Lo spaccio di marijuana e cocaina, ha ricostruito la Procura, si
svolgeva su cinque turni, suddivisi per luoghi e distribuiti su
diverse fasce orarie, in strada e in case ‘fortificate’. La
vendita è stata ripresa da telecamere nascoste della polizia e
dove non è stato possibile installarle sono entrati in azione
agenti sotto copertura.
Per incrementare il proprio “giro d’affari”, accusa la Procura,
l’organizzazione gestiva la ‘piazza di spaccio’ seguendo anche
una strategia ‘commerciale”: ad esempio, in occasione alla
vigilia di Natale, per fidelizzare gli acquirenti, i capi
facevano arrivare in strada una grossa fornitura di panettoni
che venivano regalati come omaggio a clienti ‘abituali’ che
acquistavano dosi di cocaina e marijuana.
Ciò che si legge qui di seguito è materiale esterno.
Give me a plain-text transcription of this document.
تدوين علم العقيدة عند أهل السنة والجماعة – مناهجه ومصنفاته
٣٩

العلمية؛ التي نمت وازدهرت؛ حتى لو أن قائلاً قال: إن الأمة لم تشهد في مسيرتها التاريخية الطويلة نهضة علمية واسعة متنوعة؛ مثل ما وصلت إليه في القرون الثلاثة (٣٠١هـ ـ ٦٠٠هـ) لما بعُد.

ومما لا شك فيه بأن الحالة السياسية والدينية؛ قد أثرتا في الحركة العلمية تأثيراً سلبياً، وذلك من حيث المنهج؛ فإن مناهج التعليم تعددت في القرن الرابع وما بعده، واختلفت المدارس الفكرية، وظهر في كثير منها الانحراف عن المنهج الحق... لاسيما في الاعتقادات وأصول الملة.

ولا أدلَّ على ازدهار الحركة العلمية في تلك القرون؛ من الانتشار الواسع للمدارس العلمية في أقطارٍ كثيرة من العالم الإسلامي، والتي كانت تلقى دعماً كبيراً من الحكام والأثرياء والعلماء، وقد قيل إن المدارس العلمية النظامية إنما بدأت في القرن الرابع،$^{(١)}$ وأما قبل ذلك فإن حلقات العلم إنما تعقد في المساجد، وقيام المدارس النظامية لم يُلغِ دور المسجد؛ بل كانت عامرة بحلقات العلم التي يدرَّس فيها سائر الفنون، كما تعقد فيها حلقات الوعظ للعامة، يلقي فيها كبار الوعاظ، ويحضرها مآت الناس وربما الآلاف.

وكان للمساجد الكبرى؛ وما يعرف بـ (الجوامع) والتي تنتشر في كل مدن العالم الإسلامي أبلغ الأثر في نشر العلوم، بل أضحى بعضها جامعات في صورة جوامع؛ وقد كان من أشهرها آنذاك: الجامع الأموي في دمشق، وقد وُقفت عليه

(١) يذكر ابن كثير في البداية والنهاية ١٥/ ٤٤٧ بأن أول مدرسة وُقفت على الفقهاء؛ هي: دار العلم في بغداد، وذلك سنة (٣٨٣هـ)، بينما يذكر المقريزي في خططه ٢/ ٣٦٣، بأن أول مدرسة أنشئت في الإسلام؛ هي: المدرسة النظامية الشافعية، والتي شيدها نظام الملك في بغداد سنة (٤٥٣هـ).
I proventi illeciti
sono stimati dalla Dda in 10.000 euro al giorno. I soldi
confluivano nella “cassa comune” del gruppo alla cui gestione
era preposto uno degli indagati che riscuoteva le somme a casa
sua, dove veniva raggiunto da diversi componenti l’associazione
a chiusura del turno di spaccio.
L’indagine della squadra mobile ha permesso anche di ricostruire
il sistema di approvvigionamento di cocaina, che arrivava a
Catania tramite contatti con trafficanti calabresi. A riscontro
dell’attività, il 19 giugno del 2020, nel porto di Messina, la
polizia ha arrestato Salvatore Giuffrida, dopo essere sbarcato
dal traghetto proveniente da Villa San Giovanni (Reggio
Calabria) che aveva in auto cinque chilogrammi di cocaina e
destinata alla piazza di spaccio di via Ustica. (ANSA).